Holocaust Memorial
Holocaust MemorialiStock

A deputy assistant to Donald Trump said that criticism of the White House statement on the Holocaust that omitted Jews was motivated solely by a desire to attack the president.

Sebastian Gorka lashed out after being asked Monday by conservative talk show host Michael Medved if he would acknowledge that it was "questionable" for the White House not to specifically acknowledge the Jewish people in its Holocaust remembrance day statement last month.

"No, I'm not going to admit it," Gorka said. "Because it's asinine. It's absurd. You're making a statement about the Holocaust. Of course it's about the Holocaust because that's what the statement's about. It's only reasonable to twist it if your objective is to attack the president."

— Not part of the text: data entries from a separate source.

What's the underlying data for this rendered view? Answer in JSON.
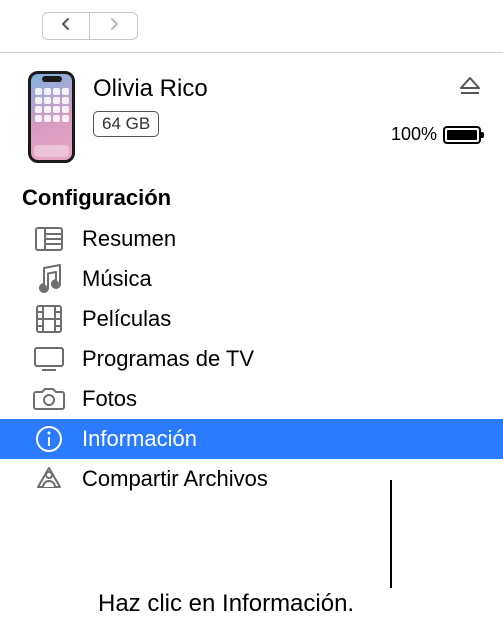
{
  "device": {
    "name": "Olivia Rico",
    "storage": "64 GB",
    "battery_percent": "100%"
  },
  "section_title": "Configuración",
  "sidebar": {
    "items": [
      {
        "label": "Resumen",
        "icon": "summary-icon"
      },
      {
        "label": "Música",
        "icon": "music-icon"
      },
      {
        "label": "Películas",
        "icon": "movies-icon"
      },
      {
        "label": "Programas de TV",
        "icon": "tv-icon"
      },
      {
        "label": "Fotos",
        "icon": "photos-icon"
      },
      {
        "label": "Información",
        "icon": "info-icon",
        "selected": true
      },
      {
        "label": "Compartir Archivos",
        "icon": "file-sharing-icon"
      }
    ]
  },
  "callout": "Haz clic en Información."
}
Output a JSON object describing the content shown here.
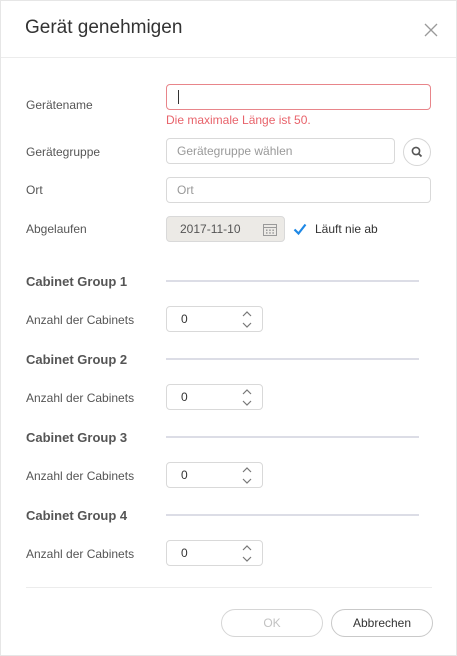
{
  "dialog": {
    "title": "Gerät genehmigen",
    "close_icon": "close-icon"
  },
  "form": {
    "device_name": {
      "label": "Gerätename",
      "value": "",
      "error": "Die maximale Länge ist 50."
    },
    "device_group": {
      "label": "Gerätegruppe",
      "placeholder": "Gerätegruppe wählen",
      "search_icon": "search-icon"
    },
    "location": {
      "label": "Ort",
      "placeholder": "Ort"
    },
    "expires": {
      "label": "Abgelaufen",
      "date": "2017-11-10",
      "calendar_icon": "calendar-icon",
      "never_label": "Läuft nie ab",
      "never_checked": true
    }
  },
  "cabinet_groups": [
    {
      "title": "Cabinet Group 1",
      "count_label": "Anzahl der Cabinets",
      "count": "0"
    },
    {
      "title": "Cabinet Group 2",
      "count_label": "Anzahl der Cabinets",
      "count": "0"
    },
    {
      "title": "Cabinet Group 3",
      "count_label": "Anzahl der Cabinets",
      "count": "0"
    },
    {
      "title": "Cabinet Group 4",
      "count_label": "Anzahl der Cabinets",
      "count": "0"
    }
  ],
  "footer": {
    "ok_label": "OK",
    "cancel_label": "Abbrechen"
  },
  "colors": {
    "accent": "#1e88e5",
    "error": "#e8636b",
    "divider": "#dcdde6",
    "disabled_field": "#eceae6"
  }
}
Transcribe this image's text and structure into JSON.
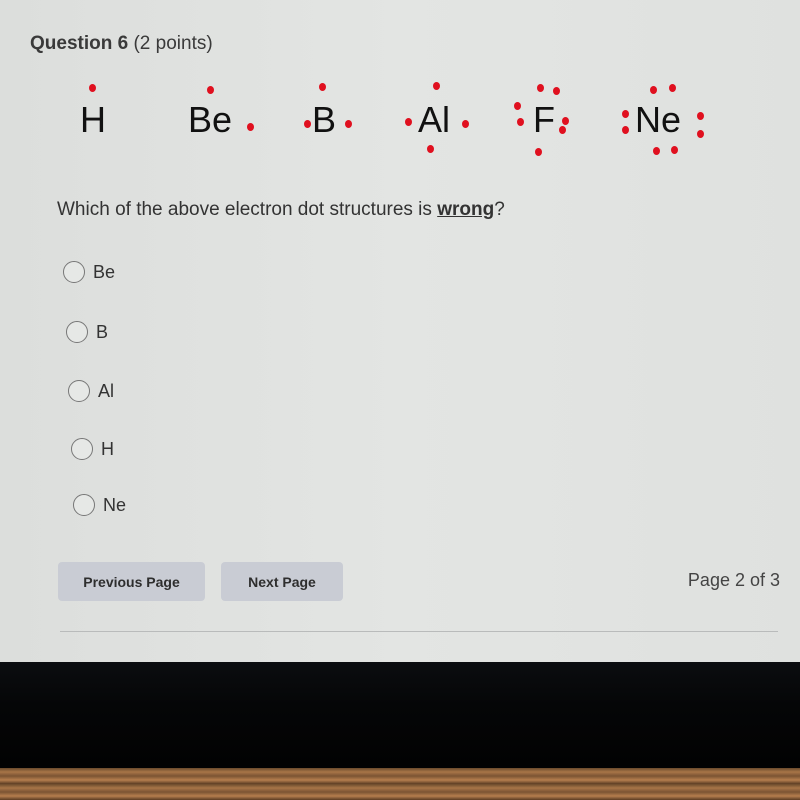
{
  "question": {
    "title": "Question 6",
    "points": "(2 points)",
    "prompt_before": "Which of the above electron dot structures is ",
    "prompt_emphasis": "wrong",
    "prompt_after": "?"
  },
  "structures": [
    {
      "symbol": "H",
      "electrons": 1
    },
    {
      "symbol": "Be",
      "electrons": 2
    },
    {
      "symbol": "B",
      "electrons": 3
    },
    {
      "symbol": "Al",
      "electrons": 4
    },
    {
      "symbol": "F",
      "electrons": 7
    },
    {
      "symbol": "Ne",
      "electrons": 8
    }
  ],
  "dot_color": "#e0101f",
  "options": [
    {
      "label": "Be",
      "selected": false
    },
    {
      "label": "B",
      "selected": false
    },
    {
      "label": "Al",
      "selected": false
    },
    {
      "label": "H",
      "selected": false
    },
    {
      "label": "Ne",
      "selected": false
    }
  ],
  "navigation": {
    "previous_label": "Previous Page",
    "next_label": "Next Page",
    "page_indicator": "Page 2 of 3"
  }
}
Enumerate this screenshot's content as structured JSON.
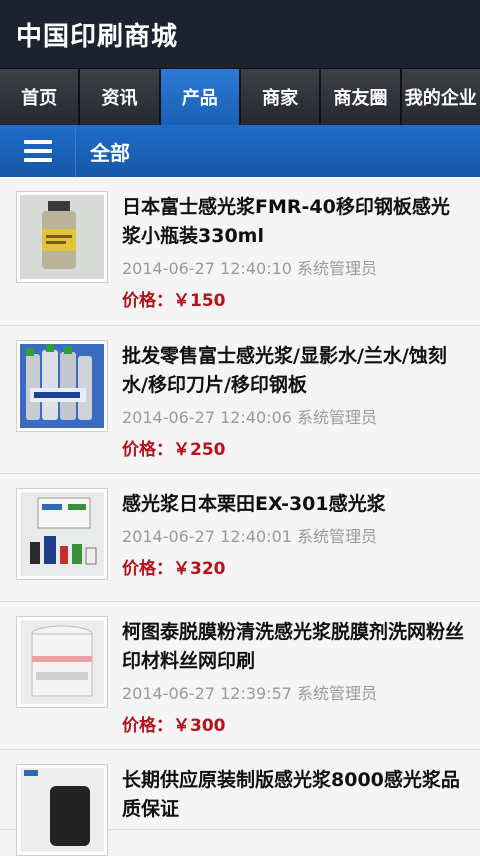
{
  "header": {
    "title": "中国印刷商城"
  },
  "nav": {
    "tabs": [
      {
        "label": "首页",
        "active": false
      },
      {
        "label": "资讯",
        "active": false
      },
      {
        "label": "产品",
        "active": true
      },
      {
        "label": "商家",
        "active": false
      },
      {
        "label": "商友圈",
        "active": false
      },
      {
        "label": "我的企业",
        "active": false
      }
    ]
  },
  "subbar": {
    "label": "全部",
    "menu_icon": "hamburger-menu-icon"
  },
  "products": [
    {
      "name": "日本富士感光浆FMR-40移印钢板感光浆小瓶装330ml",
      "datetime": "2014-06-27 12:40:10",
      "author": "系统管理员",
      "price": "价格：￥150"
    },
    {
      "name": "批发零售富士感光浆/显影水/兰水/蚀刻水/移印刀片/移印钢板",
      "datetime": "2014-06-27 12:40:06",
      "author": "系统管理员",
      "price": "价格：￥250"
    },
    {
      "name": "感光浆日本栗田EX-301感光浆",
      "datetime": "2014-06-27 12:40:01",
      "author": "系统管理员",
      "price": "价格：￥320"
    },
    {
      "name": "柯图泰脱膜粉清洗感光浆脱膜剂洗网粉丝印材料丝网印刷",
      "datetime": "2014-06-27 12:39:57",
      "author": "系统管理员",
      "price": "价格：￥300"
    },
    {
      "name": "长期供应原装制版感光浆8000感光浆品质保证",
      "datetime": "",
      "author": "",
      "price": ""
    }
  ]
}
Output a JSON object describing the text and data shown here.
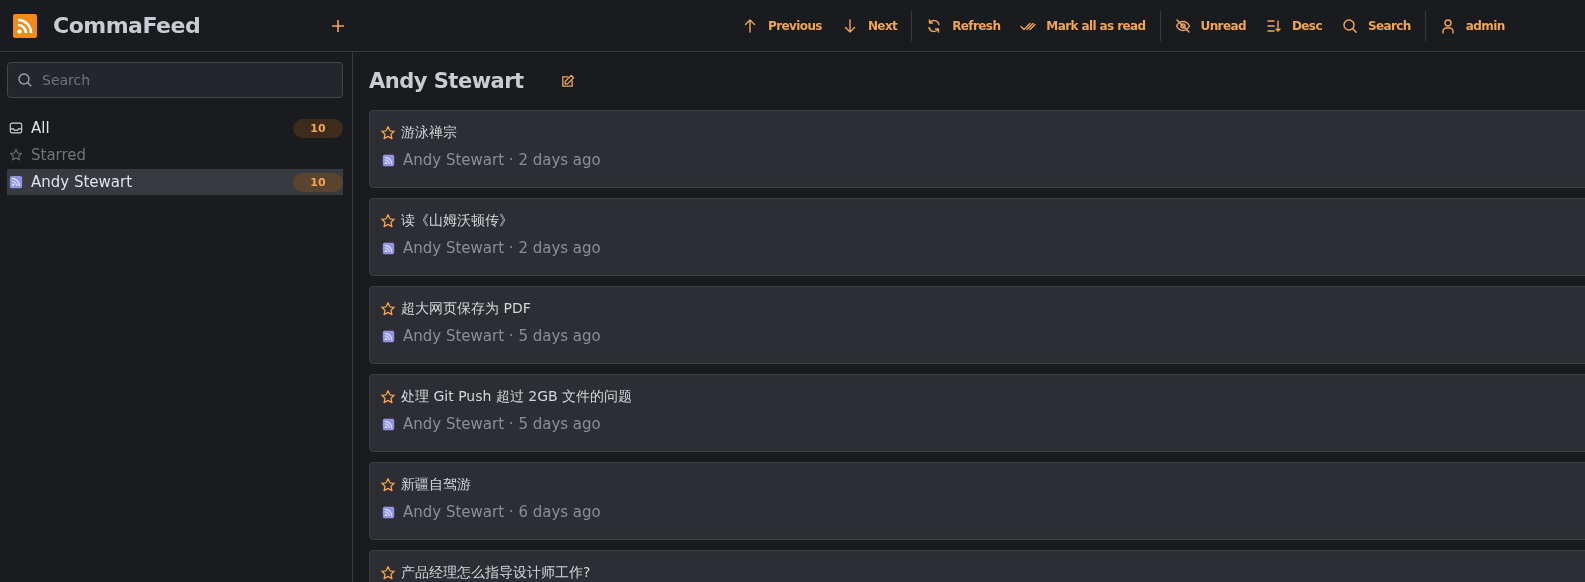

In a statement last month to mark International Holocaust Remembrance Day, the White House noted the "victims, survivors, heroes of the Holocaust,” but did not specifically mention the Jewish people. Six million Jews were killed in the Nazi genocide.

The omission was broadly condemned by Jewish groups from across the political spectrum -- including the Anti-Defamation League, the Zionist Organization of America and the Republican Jewish Coalition -- with the notable exception of the World Jewish Congress, which said the statement "appropriately commemorates" the victims of the Nazis.

In response, White House spokesman Sean Spicer called the criticism "pathetic." Other administration officials have also defended the statement, saying the decision not to specify the Jews was a deliberate effort to be "inclusive."

Gorka, who was formerly an associate dean at the National Defense University and worked with the FBI’s counterterrorism division before joining the Trump administration, was quoted by JTA in 2006 defending the reappearance of a Hungarian flag appropriated by the pro-Nazi Hungarian Arrow Cross.

The flag wavers “are a soft target, because how do you prove you’re not a fascist?” Gorka said. “If you say eight centuries of history can be eradicated by 18 months of fascist distortion of symbols, you’re losing historic perspective.”